Saturday, December 05, 2009

in e-mails, science of warming is hot debate


WaPo | It began with an anonymous Internet posting, and a link to a wonky set of e-mails and files. Stolen, apparently, from a research center in Britain, the files showed the leaders of climate-change science discussing flaws in their own data, and seemingly scheming to muzzle their critics.

Now it has mushroomed into what is being called "Climate-gate," a scandal that has done what many slide shows and public-service ads could not: focus public attention on the science of a warming planet.

Except now, much of that attention is focused on the science's flaws. Leaked just before international climate talks begin in Copenhagen -- the culmination of years of work by scientists to raise alarms about greenhouse-gas emissions -- the e-mails have cast those scientists in a political light and given new energy to others who think the issue of climate change is all overblown.

The e-mails don't say that: They don't provide proof that human-caused climate change is a lie or a swindle.

But they do raise hard questions. In an effort to control what the public hears, did prominent scientists who link climate change to human behavior try to squelch a back-and-forth that is central to the scientific method? Is the science of global warming messier than they have admitted?

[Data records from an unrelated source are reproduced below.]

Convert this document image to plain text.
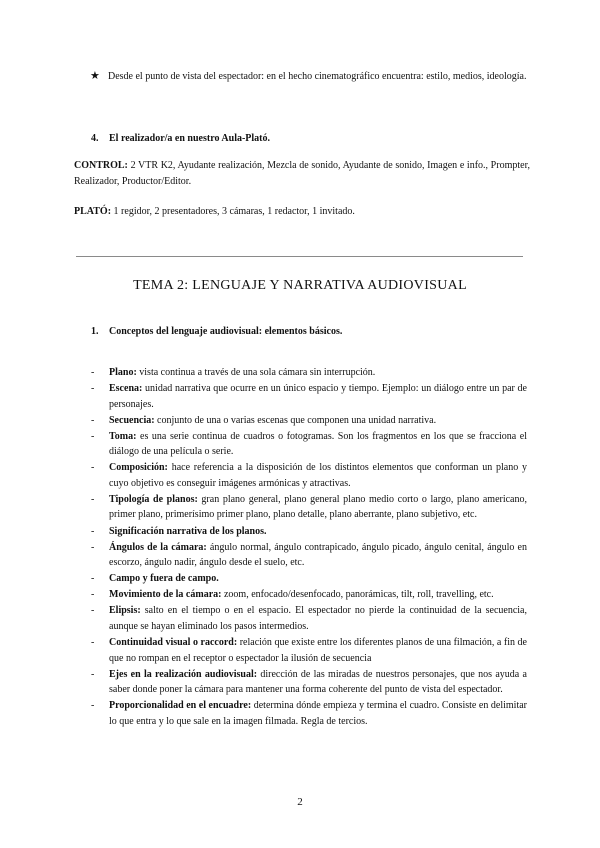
★ Desde el punto de vista del espectador: en el hecho cinematográfico encuentra: estilo, medios, ideología.
4. El realizador/a en nuestro Aula-Plató.
CONTROL: 2 VTR K2, Ayudante realización, Mezcla de sonido, Ayudante de sonido, Imagen e info., Prompter, Realizador, Productor/Editor.
PLATÓ: 1 regidor, 2 presentadores, 3 cámaras, 1 redactor, 1 invitado.
TEMA 2: LENGUAJE Y NARRATIVA AUDIOVISUAL
1. Conceptos del lenguaje audiovisual: elementos básicos.
- Plano: vista continua a través de una sola cámara sin interrupción.
- Escena: unidad narrativa que ocurre en un único espacio y tiempo. Ejemplo: un diálogo entre un par de personajes.
- Secuencia: conjunto de una o varias escenas que componen una unidad narrativa.
- Toma: es una serie continua de cuadros o fotogramas. Son los fragmentos en los que se fracciona el diálogo de una película o serie.
- Composición: hace referencia a la disposición de los distintos elementos que conforman un plano y cuyo objetivo es conseguir imágenes armónicas y atractivas.
- Tipología de planos: gran plano general, plano general plano medio corto o largo, plano americano, primer plano, primerísimo primer plano, plano detalle, plano aberrante, plano subjetivo, etc.
- Significación narrativa de los planos.
- Ángulos de la cámara: ángulo normal, ángulo contrapicado, ángulo picado, ángulo cenital, ángulo en escorzo, ángulo nadir, ángulo desde el suelo, etc.
- Campo y fuera de campo.
- Movimiento de la cámara: zoom, enfocado/desenfocado, panorámicas, tilt, roll, travelling, etc.
- Elipsis: salto en el tiempo o en el espacio. El espectador no pierde la continuidad de la secuencia, aunque se hayan eliminado los pasos intermedios.
- Continuidad visual o raccord: relación que existe entre los diferentes planos de una filmación, a fin de que no rompan en el receptor o espectador la ilusión de secuencia
- Ejes en la realización audiovisual: dirección de las miradas de nuestros personajes, que nos ayuda a saber donde poner la cámara para mantener una forma coherente del punto de vista del espectador.
- Proporcionalidad en el encuadre: determina dónde empieza y termina el cuadro. Consiste en delimitar lo que entra y lo que sale en la imagen filmada. Regla de tercios.
2
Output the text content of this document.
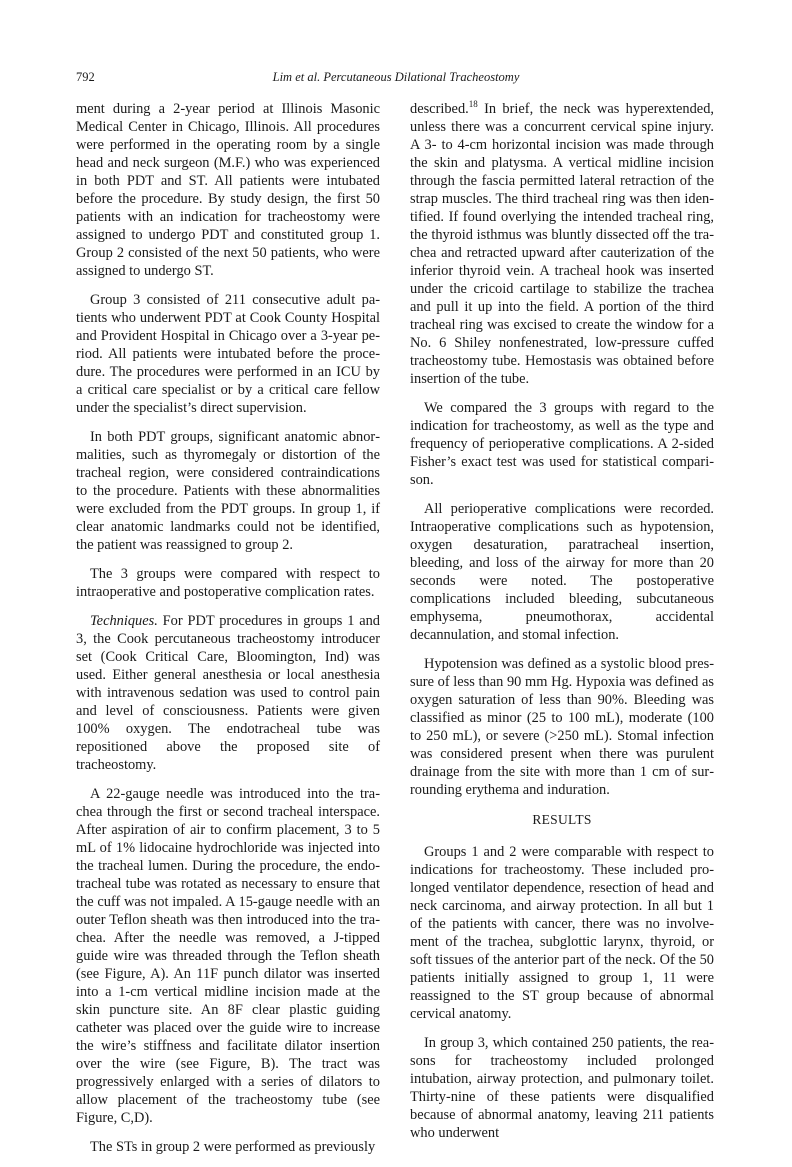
792	Lim et al. Percutaneous Dilational Tracheostomy

ment during a 2-year period at Illinois Masonic Medical Center in Chicago, Illinois. All procedures were performed in the operating room by a single head and neck surgeon (M.F.) who was experienced in both PDT and ST. All patients were intubated before the procedure. By study design, the first 50 patients with an indication for tracheostomy were assigned to undergo PDT and constituted group 1. Group 2 consisted of the next 50 patients, who were assigned to undergo ST.

Group 3 consisted of 211 consecutive adult patients who underwent PDT at Cook County Hospital and Provident Hospital in Chicago over a 3-year period. All patients were intubated before the procedure. The procedures were performed in an ICU by a critical care specialist or by a critical care fellow under the specialist’s direct supervision.

In both PDT groups, significant anatomic abnormalities, such as thyromegaly or distortion of the tracheal region, were considered contraindications to the procedure. Patients with these abnormalities were excluded from the PDT groups. In group 1, if clear anatomic landmarks could not be identified, the patient was reassigned to group 2.

The 3 groups were compared with respect to intraoperative and postoperative complication rates.

Techniques. For PDT procedures in groups 1 and 3, the Cook percutaneous tracheostomy introducer set (Cook Critical Care, Bloomington, Ind) was used. Either general anesthesia or local anesthesia with intravenous sedation was used to control pain and level of consciousness. Patients were given 100% oxygen. The endotracheal tube was repositioned above the proposed site of tracheostomy.

A 22-gauge needle was introduced into the trachea through the first or second tracheal interspace. After aspiration of air to confirm placement, 3 to 5 mL of 1% lidocaine hydrochloride was injected into the tracheal lumen. During the procedure, the endotracheal tube was rotated as necessary to ensure that the cuff was not impaled. A 15-gauge needle with an outer Teflon sheath was then introduced into the trachea. After the needle was removed, a J-tipped guide wire was threaded through the Teflon sheath (see Figure, A). An 11F punch dilator was inserted into a 1-cm vertical midline incision made at the skin puncture site. An 8F clear plastic guiding catheter was placed over the guide wire to increase the wire’s stiffness and facilitate dilator insertion over the wire (see Figure, B). The tract was progressively enlarged with a series of dilators to allow placement of the tracheostomy tube (see Figure, C,D).

The STs in group 2 were performed as previously

described.$^{18}$ In brief, the neck was hyperextended, unless there was a concurrent cervical spine injury. A 3- to 4-cm horizontal incision was made through the skin and platysma. A vertical midline incision through the fascia permitted lateral retraction of the strap muscles. The third tracheal ring was then identified. If found overlying the intended tracheal ring, the thyroid isthmus was bluntly dissected off the trachea and retracted upward after cauterization of the inferior thyroid vein. A tracheal hook was inserted under the cricoid cartilage to stabilize the trachea and pull it up into the field. A portion of the third tracheal ring was excised to create the window for a No. 6 Shiley nonfenestrated, low-pressure cuffed tracheostomy tube. Hemostasis was obtained before insertion of the tube.

We compared the 3 groups with regard to the indication for tracheostomy, as well as the type and frequency of perioperative complications. A 2-sided Fisher’s exact test was used for statistical comparison.

All perioperative complications were recorded. Intraoperative complications such as hypotension, oxygen desaturation, paratracheal insertion, bleeding, and loss of the airway for more than 20 seconds were noted. The postoperative complications included bleeding, subcutaneous emphysema, pneumothorax, accidental decannulation, and stomal infection.

Hypotension was defined as a systolic blood pressure of less than 90 mm Hg. Hypoxia was defined as oxygen saturation of less than 90%. Bleeding was classified as minor (25 to 100 mL), moderate (100 to 250 mL), or severe (>250 mL). Stomal infection was considered present when there was purulent drainage from the site with more than 1 cm of surrounding erythema and induration.

RESULTS

Groups 1 and 2 were comparable with respect to indications for tracheostomy. These included prolonged ventilator dependence, resection of head and neck carcinoma, and airway protection. In all but 1 of the patients with cancer, there was no involvement of the trachea, subglottic larynx, thyroid, or soft tissues of the anterior part of the neck. Of the 50 patients initially assigned to group 1, 11 were reassigned to the ST group because of abnormal cervical anatomy.

In group 3, which contained 250 patients, the reasons for tracheostomy included prolonged intubation, airway protection, and pulmonary toilet. Thirty-nine of these patients were disqualified because of abnormal anatomy, leaving 211 patients who underwent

The stolen electronic files include more than 1,000 e-mails and 3,000 documents, all taken from servers at the Climatic Research Unit, a world-famous center at the University of East Anglia in Britain.

Phil Jones, the unit's director, wrote a colleague that he would "hide" a problem with data from Siberian tree rings with more accurate local air temperature measurements. In another message, Jones talks about keeping research he disagrees with out of a U.N. report, "even if we have to redefine what the peer-review literature is!"

Since then, Jones has stepped down temporarily. And Pennsylvania State University is exploring whether the e-mails, some of which were written by one of its professors, Michael Mann, warrant an investigation. In an interview, Mann said he is confident that neither he nor any of the other researchers whose e-mails were pirated "did anything improper."

But recent debate -- some scientists say the Earth hasn't warmed as predicted over the past 10 years -- show that climate science is still science, with researchers drawing different lessons from the same data. The problem is that it plays out before an audience that won't wait for certainty.